Des notes captivantes
Dès les premières notes, Fawzi Chekili a captivé l’audience avec son jeu énergique qui ne semble pas prendre une ride. Connu pour sa maîtrise des arpèges les plus complexes du jazz, il a navigué entre des standards du genre et ses compositions originales. Au programme, il y avait une sélection de ses morceaux les plus connus : Achtar, Blue Tounsi, Takasim ou encore Selma’ smozaïc. Formidablement entouré, ses notes fusionnent avec celles de Hamza Zeramdini dans une alchimie qui séduit immédiatement le public.
Les deux guitares, avec leurs lignes fluides et leurs harmonies complexes, se sont mêlées à la voix de la chanteuse dans son interprétation toute personnelle, ajoutant sa touche à chaque titre. Actrice, réalisatrice et musicienne confirmée, Selma Chekili a repris avec son style unique des chansons célèbres de cette musique où le son, le rythme et l’improvisation sont mis à l’honneur. “ Ev’ry time we say good bye” de Ella Fitzgerald, “Not for me” de Chet Baker, “I’m in the mood for love”, “Heaven in your eyes” et bien d’autres se sont succédé générant un tonnerre d’applaudissements.
Les artistes se répondent, se complètent, formant un trio parfait où chaque improvisation semble fluide et instinctive.
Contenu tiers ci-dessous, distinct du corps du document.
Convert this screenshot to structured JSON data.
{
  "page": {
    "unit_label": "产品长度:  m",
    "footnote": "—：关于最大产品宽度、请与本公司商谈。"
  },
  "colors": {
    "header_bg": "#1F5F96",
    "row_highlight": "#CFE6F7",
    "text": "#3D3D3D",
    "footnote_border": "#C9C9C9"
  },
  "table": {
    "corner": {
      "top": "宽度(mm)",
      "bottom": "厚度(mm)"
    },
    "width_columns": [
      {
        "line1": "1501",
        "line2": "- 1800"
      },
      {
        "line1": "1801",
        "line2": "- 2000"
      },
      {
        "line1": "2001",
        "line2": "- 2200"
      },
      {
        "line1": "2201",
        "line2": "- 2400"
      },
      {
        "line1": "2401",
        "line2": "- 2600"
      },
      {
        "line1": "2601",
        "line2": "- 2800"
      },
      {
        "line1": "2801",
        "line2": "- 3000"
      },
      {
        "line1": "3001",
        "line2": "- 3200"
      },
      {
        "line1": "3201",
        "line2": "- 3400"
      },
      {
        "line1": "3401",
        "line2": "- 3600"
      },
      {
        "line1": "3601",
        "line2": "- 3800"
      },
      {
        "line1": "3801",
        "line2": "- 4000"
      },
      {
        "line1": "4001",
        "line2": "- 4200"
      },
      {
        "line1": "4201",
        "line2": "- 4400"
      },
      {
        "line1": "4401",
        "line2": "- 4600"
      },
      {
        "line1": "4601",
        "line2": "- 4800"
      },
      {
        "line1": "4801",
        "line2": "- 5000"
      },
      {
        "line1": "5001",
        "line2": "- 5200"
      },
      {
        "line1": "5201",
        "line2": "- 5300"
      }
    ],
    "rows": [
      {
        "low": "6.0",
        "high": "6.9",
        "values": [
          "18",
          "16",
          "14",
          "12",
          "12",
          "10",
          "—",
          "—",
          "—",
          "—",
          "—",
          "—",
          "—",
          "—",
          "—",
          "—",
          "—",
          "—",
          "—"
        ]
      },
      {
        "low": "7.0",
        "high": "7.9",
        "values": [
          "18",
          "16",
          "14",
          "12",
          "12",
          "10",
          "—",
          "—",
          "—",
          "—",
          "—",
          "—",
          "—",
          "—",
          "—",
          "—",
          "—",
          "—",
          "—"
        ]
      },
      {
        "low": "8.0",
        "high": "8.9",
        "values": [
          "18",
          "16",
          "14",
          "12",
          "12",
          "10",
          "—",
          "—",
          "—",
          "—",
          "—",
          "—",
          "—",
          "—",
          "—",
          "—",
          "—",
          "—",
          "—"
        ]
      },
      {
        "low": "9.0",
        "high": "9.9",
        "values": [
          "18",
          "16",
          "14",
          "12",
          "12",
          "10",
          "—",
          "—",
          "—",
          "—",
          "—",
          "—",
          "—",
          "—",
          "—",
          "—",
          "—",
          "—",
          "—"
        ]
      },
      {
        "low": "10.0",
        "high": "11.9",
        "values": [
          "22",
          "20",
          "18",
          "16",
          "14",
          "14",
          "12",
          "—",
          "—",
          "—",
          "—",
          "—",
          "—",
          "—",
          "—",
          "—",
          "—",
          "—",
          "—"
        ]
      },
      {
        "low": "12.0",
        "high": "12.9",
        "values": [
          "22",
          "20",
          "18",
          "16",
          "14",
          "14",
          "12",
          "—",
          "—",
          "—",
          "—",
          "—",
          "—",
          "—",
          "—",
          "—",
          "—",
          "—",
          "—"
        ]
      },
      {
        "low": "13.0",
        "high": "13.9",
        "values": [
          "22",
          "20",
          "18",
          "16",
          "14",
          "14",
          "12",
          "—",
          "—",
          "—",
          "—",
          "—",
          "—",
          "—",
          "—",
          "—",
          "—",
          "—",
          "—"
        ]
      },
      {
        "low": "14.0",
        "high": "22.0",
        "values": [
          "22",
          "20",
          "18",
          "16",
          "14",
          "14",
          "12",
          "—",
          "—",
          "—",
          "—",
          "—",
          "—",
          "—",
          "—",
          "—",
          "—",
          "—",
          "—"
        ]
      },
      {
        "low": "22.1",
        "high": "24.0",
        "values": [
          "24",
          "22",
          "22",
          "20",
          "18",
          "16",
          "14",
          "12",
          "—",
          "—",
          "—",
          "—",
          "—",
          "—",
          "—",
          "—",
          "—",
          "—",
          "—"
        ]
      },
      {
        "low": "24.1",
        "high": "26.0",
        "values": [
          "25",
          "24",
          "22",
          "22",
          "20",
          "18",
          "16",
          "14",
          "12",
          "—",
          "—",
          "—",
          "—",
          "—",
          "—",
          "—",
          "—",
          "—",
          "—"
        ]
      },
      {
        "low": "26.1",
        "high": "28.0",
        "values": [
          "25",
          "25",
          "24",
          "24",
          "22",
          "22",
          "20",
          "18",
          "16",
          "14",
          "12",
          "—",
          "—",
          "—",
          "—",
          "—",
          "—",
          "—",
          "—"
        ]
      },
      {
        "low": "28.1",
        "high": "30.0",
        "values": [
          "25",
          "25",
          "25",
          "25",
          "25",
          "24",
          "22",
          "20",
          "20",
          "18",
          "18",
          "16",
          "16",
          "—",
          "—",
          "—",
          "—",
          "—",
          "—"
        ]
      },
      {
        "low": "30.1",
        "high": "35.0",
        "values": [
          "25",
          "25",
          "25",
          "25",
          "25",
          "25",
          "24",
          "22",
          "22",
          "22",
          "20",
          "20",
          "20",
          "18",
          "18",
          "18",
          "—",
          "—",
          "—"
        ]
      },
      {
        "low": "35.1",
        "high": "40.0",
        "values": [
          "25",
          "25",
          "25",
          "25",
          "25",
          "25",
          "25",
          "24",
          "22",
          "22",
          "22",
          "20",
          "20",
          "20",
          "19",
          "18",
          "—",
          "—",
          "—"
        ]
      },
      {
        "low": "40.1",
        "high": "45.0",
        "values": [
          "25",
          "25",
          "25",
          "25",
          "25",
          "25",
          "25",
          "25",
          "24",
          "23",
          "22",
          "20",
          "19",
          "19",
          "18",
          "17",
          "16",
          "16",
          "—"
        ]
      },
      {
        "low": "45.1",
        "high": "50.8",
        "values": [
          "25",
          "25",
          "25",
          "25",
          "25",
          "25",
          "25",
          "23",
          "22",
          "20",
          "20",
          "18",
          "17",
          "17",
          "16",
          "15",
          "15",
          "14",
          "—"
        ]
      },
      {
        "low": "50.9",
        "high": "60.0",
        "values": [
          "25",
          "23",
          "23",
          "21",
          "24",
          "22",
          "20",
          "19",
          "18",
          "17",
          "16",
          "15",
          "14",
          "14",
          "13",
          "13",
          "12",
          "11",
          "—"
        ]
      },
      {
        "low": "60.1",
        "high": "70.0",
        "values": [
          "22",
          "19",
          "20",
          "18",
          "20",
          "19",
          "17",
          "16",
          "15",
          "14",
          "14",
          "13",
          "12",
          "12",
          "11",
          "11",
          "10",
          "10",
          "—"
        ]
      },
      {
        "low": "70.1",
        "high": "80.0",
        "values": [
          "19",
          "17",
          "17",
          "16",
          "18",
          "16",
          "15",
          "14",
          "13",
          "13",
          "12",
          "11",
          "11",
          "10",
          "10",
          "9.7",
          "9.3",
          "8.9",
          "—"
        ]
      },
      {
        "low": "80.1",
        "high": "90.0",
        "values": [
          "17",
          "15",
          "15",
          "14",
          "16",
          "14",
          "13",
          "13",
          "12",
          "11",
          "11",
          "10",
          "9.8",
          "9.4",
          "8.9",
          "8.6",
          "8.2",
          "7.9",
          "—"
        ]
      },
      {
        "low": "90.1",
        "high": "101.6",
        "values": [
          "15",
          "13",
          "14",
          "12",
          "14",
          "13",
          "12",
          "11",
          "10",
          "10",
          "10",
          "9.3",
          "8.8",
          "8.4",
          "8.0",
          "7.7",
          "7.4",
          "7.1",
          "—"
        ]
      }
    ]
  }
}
Le fait que Selma Chekili a partagé la scène avec son père est particulièrement touchant, apportant une dimension émotionnelle supplémentaire au concert. Une complicité naturelle est perceptible dans chaque geste, chaque regard échangé entre le jazzman et sa fille. Leur performance est un dialogue où la musique devient plus qu’un simple art : au-delà des notes et des rythmes, elle raconte une histoire de transmission, d’héritage et de partage.
Le public, en outre, ne peut qu’être emporté par cette énergie chaleureuse qui émane de cette relation filiale, ce qui a rendu le concert encore plus émouvant et captivant. Une chose est sûre, le génie de Fawzi Chekili est intemporel. Quelques décennies en arrière, il se produisait sur les scènes les plus prestigieuses en Tunisie dont Carthage et Hammamet.
Aujourd’hui, ses concerts se font de plus en plus rares. On peut blâmer en premier lieu la dégringolade du goût musical d’une manière générale avec cette vague de pseudos artistes qui s’emparent même des grands festivals. On voudrait quand même voir Fawzi Chekili ainsi que d’autres grands noms qui ont façonné la scène musicale actuelle au centre de la programmation des grands événements culturels. Les mélomanes confirmés ont certainement hâte de les retrouver et les nouvelles générations doivent impérativement découvrir ou redécouvrir leurs œuvres.